I got married young. And fast.
To some, that’s a bad combination. But it wasn’t to us. I was nearly done with schooling and he was somewhere in the middle, and it would be…well, perfect.
But then I learned something. The part that romance novels and Hollywood and love gurus don’t talk about when you’re getting ready to be fitted for a dress and testing wedding cake. It was a truth that had me shocked and keeled over in tears when it first hit me. And I remember saying it out loud and watching his face from the bathroom door completely change as I said it.
“This marriage is taking everything out of me!”
Looking back on that night, almost three years ago now, I’m glad I realized it. I’m glad I learned that marriage does, in fact, take it all out of you and it never gives it back.
And you know what? I’m grateful for all those things that it never gives back.
But it took a while to be thankful for it. Because when you first get married you cling to all the things that in reality decays a marriage. The things that are comfortable. The things that make you right. The things that tell you this isn’t the fairytale you thought it would be and this is actually hard work.
But looking back now, I can’t help but feel thankful for that night when I shouted that it was taking everything I had inside of me. Here I am now, sitting beside an imperfect man who stresses out over nursing exams and keeps his crusty cereal bowl on the nightstand, and I love him more than I ever have. Imperfections and all. And that’s because of the daily process of letting marriage refine us.
Marriage strips you of selfishness.
It robs you of impulsiveness.
It teaches you painful lessons of compromise and scolds you to pick your battles.
It brings you to your knees in prayer when your spouse is hurting and you suddenly realize your own heart hurts too.
It binds blind ambitions and prioritizes what matters. It makes you rethink your dreams and steals the dreams that suddenly hold no more weight in your heart.
It burns down the towers of bad habits and hammers out expectations that disappoint.
It takes it all out of you little by little.
But yet–three years later, and still on the beginning trailhead, I see that it gives back a whole lot more.
I’m grateful for the woman that marriage made me into. I don’t think the old Kayla would ever allow myself the same grace to have a messy apartment every once in a while in order to take that extra nap I need. But Matt did. So I do.
I’m stronger now and more resilient simply because I chose to stay–to work hard–at something that was difficult. I got up from the bathroom floor and decided I wouldn’t quit this time around like I had quit so many things in the past. That Matt was worth it. And I carried that virtue into every detail of my life, working harder than ever before for things that are worth it.

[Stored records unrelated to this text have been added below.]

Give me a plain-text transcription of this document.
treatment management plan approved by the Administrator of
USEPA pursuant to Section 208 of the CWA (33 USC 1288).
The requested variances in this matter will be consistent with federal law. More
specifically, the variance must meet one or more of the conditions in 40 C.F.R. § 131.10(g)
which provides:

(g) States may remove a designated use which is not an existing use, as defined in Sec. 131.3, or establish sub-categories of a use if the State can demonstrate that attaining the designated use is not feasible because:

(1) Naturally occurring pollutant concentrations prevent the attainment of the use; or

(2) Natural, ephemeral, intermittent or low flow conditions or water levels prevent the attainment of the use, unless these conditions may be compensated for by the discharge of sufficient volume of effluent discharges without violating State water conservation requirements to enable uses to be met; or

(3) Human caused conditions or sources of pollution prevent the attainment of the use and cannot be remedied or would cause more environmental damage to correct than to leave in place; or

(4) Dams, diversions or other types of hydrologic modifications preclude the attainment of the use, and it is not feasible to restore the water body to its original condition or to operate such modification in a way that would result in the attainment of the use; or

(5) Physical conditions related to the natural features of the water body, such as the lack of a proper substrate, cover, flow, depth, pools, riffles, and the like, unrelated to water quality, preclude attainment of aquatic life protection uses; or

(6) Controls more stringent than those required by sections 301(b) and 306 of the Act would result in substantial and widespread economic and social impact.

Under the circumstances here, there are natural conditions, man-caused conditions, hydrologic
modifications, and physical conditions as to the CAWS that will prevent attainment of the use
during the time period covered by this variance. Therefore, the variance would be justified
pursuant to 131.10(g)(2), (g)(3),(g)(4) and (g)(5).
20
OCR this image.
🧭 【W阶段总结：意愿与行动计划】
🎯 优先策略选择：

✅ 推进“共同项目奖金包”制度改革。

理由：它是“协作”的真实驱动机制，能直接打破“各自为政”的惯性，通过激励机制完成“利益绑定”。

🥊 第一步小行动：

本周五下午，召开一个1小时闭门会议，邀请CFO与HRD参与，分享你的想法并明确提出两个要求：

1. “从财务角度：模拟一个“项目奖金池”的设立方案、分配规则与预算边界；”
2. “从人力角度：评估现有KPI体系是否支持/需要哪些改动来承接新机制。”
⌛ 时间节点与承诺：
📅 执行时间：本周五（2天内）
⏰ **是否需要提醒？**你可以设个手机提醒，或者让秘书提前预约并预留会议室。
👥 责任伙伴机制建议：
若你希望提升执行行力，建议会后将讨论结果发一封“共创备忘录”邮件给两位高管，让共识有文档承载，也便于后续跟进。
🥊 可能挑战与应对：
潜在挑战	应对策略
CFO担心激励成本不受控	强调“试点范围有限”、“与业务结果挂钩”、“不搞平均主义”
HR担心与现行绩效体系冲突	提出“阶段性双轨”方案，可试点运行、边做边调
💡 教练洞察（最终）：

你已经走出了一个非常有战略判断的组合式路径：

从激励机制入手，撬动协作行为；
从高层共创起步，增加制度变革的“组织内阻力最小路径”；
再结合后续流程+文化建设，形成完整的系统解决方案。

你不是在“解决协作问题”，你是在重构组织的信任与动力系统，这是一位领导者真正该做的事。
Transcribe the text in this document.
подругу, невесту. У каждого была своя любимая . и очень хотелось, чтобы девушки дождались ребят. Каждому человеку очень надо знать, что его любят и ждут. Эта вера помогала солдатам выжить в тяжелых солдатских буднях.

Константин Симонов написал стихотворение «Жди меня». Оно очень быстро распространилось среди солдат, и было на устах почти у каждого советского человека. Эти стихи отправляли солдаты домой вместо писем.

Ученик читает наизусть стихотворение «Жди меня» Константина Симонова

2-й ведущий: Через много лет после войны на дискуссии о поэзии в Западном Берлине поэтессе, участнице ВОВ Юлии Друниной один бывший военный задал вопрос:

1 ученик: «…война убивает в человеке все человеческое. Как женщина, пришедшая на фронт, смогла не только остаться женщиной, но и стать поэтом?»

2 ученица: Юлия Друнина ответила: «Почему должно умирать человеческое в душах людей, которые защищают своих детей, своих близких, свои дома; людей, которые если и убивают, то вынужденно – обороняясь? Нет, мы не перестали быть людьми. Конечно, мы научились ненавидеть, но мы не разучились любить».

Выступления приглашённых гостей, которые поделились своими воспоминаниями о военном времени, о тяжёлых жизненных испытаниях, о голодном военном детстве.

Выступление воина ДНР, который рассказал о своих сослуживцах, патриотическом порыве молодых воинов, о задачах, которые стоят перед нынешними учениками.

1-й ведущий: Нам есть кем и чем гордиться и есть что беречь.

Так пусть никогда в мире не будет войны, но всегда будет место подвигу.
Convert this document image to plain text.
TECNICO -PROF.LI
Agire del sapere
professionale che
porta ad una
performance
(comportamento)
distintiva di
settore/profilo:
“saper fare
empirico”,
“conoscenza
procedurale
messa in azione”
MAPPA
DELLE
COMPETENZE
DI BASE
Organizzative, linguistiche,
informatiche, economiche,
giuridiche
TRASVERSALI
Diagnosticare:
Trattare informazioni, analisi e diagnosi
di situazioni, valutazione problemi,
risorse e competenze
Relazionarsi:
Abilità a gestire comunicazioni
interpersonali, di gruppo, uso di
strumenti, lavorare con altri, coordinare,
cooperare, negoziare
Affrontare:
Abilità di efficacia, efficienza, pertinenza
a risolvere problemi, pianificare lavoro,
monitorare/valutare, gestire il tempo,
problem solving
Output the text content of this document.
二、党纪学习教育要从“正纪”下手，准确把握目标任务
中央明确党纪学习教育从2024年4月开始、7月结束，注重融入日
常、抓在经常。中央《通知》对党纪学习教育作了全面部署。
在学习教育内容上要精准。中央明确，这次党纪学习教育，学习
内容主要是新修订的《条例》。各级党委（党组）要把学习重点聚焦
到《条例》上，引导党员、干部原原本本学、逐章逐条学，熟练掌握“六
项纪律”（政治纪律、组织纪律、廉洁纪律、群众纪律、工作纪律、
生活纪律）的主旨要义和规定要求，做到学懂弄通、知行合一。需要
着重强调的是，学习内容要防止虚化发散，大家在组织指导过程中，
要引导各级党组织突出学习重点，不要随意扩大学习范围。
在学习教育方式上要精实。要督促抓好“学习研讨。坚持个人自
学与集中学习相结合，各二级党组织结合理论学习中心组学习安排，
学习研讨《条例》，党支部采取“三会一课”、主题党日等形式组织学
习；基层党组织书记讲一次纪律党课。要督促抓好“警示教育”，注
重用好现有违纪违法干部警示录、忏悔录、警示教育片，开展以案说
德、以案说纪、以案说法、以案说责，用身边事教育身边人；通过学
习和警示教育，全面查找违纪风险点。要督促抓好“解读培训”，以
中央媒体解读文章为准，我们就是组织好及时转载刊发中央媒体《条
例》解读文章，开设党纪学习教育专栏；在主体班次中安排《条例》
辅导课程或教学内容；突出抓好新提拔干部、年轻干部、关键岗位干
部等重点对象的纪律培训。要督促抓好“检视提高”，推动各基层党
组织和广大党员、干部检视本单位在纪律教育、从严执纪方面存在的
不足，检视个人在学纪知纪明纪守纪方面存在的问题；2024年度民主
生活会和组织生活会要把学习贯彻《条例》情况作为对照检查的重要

I bite my tongue more, practicing kindness and love for people who often seem undeserving. I choose to redirect frustrations and calm arguments and we’ve chiseled away at all the rough edges that comes with learning how to work through the meaningless, “But I think I’m right” debacles.
I’ve learned to be a whole lot more spontaneous. From adopting bunnies from cardboard boxes to deciding one day to drive to the ocean “just because”, Matt has taught me to seize life by the reins. No need to pencil it in or be logical about it.
I’ve learned to love. A lot. When I said “I do” I thought that was the pinnacle of it all. That I had reached the point where I understood what true love is. But that couldn’t be further from the truth. Every single day is another lesson in how to love and it’s taught me so far that love isn’t given to you, it’s worked for and chosen.
Love is dirty laundry, two separate blankets on the bed to stop early morning tug-o-wars, netflix, make-upless faces, mascara on his dress shirts, texts to get milk after work, and lots of hugs after a long, bad day. Love is admitting you’re wrong, listening when you’d rather talk, and surrendering when you’d rather say the last word. It’s opening yourself up completely and letting everything fall out, letting your inner being be replaced by something that is refined and smoother and more equipped. Love is a daily choice.
I look back at my wedding pictures and smile.
Such a beautiful day for so many reasons. It was the first day of the journey toward becoming SO much better together. I see two people who are just about to learn what love actually is. Two people who truly won’t give up, just like their wedding song stated. And I see a girl who eventually let marriage take everything out of her.
That’s all it really takes, after all.
Sure, we have miles to go. Years to go. Lots more lessons to be learned and lots of experiences to be had. We have children and moves and losses and celebrations and milestones up ahead. But I’m thankful we learned a lesson that some people, years and years in, still have yet to grasp. A painful lesson, but a rewarding one at that.
Marriage will beg to take everything out of you.